The decline in inbound tourism, social distancing and working from home means foot traffic across the hospitality and leisure sectors is materially down and is likely to remain significantly suppressed for some time to come. Cash reserves tend to be limited making the weeks to come very difficult for the sector.
The key focus for larger privately-owned businesses is on business continuity – how owners can preserve their business, livelihoods and jobs for their employees. The impact differs by sector but almost all are expecting serious headwinds due to the flow on effects such as debtor risk, declining revenues and an expected immediate fall off in consumer spending.

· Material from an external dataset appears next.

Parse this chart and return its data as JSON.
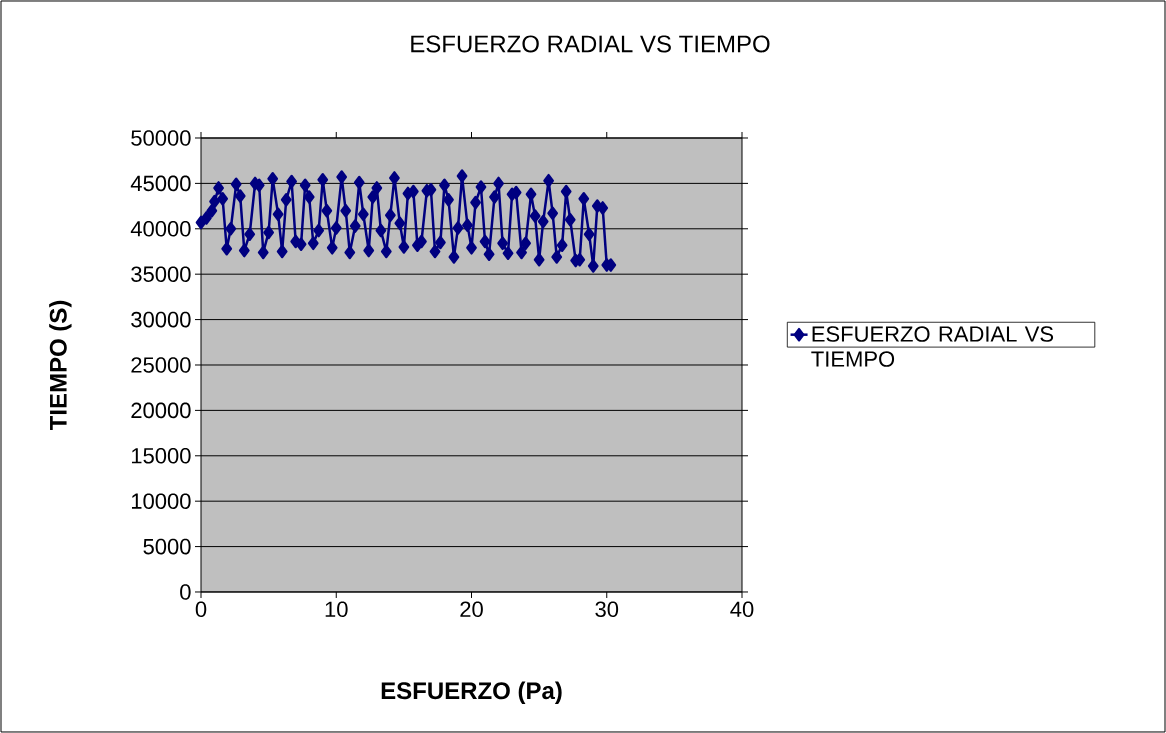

The immediate impact is a halt to most new investment activity. New projects are being deferred with an emphasis on a defensive approach in focusing on sustaining value from the existing asset base. In the near term we will see tenants seek rent relief from their landlords, particularly in the hardest hit sectors such as retail, hospitality and tourism but this will inevitably extend to all sectors. So, in the short term it will be all about survival and making the best of a bad situation – good open communication between owners and their customers will be critical in this period.
In the Retail sector, there has been some supply chain disruption, but this appears to have normalised now that production in China has ramped up again, so short-term supply should not be an issue for most retailers. That said, foot traffic has significantly declined, leading to a fall in demand and customers shifting channels. However, Grocery has seen a huge spike in demand as consumers bulk purchase “essentials”.
Travel restrictions on international flights and cruises have resulted in huge reductions in tourist numbers, with significant impacts across airlines, experiences, hotels, travel, motorhome and car hire. The precipitous fall in cash flows will impact all tourism operators for some time in the future. Tourist numbers are unlikely to come back until Q1 2021 due to the “consumer overhang effect” and even then, consumer behaviour is likely to be very different given the scale of the challenges that have faced the aviation sector. Consumers will need to have assurance that future travel plans will have flexibility, and that insurers have returned to the travel market.
Despite reports of vessels being blanked during the Chinese shutdown, freight is still reaching New Zealand ports and our primary produce is being loaded for export markets. Coastal shipping is still operating as normal. China is coming back on line with all ports operating and controls over people movements being reduced.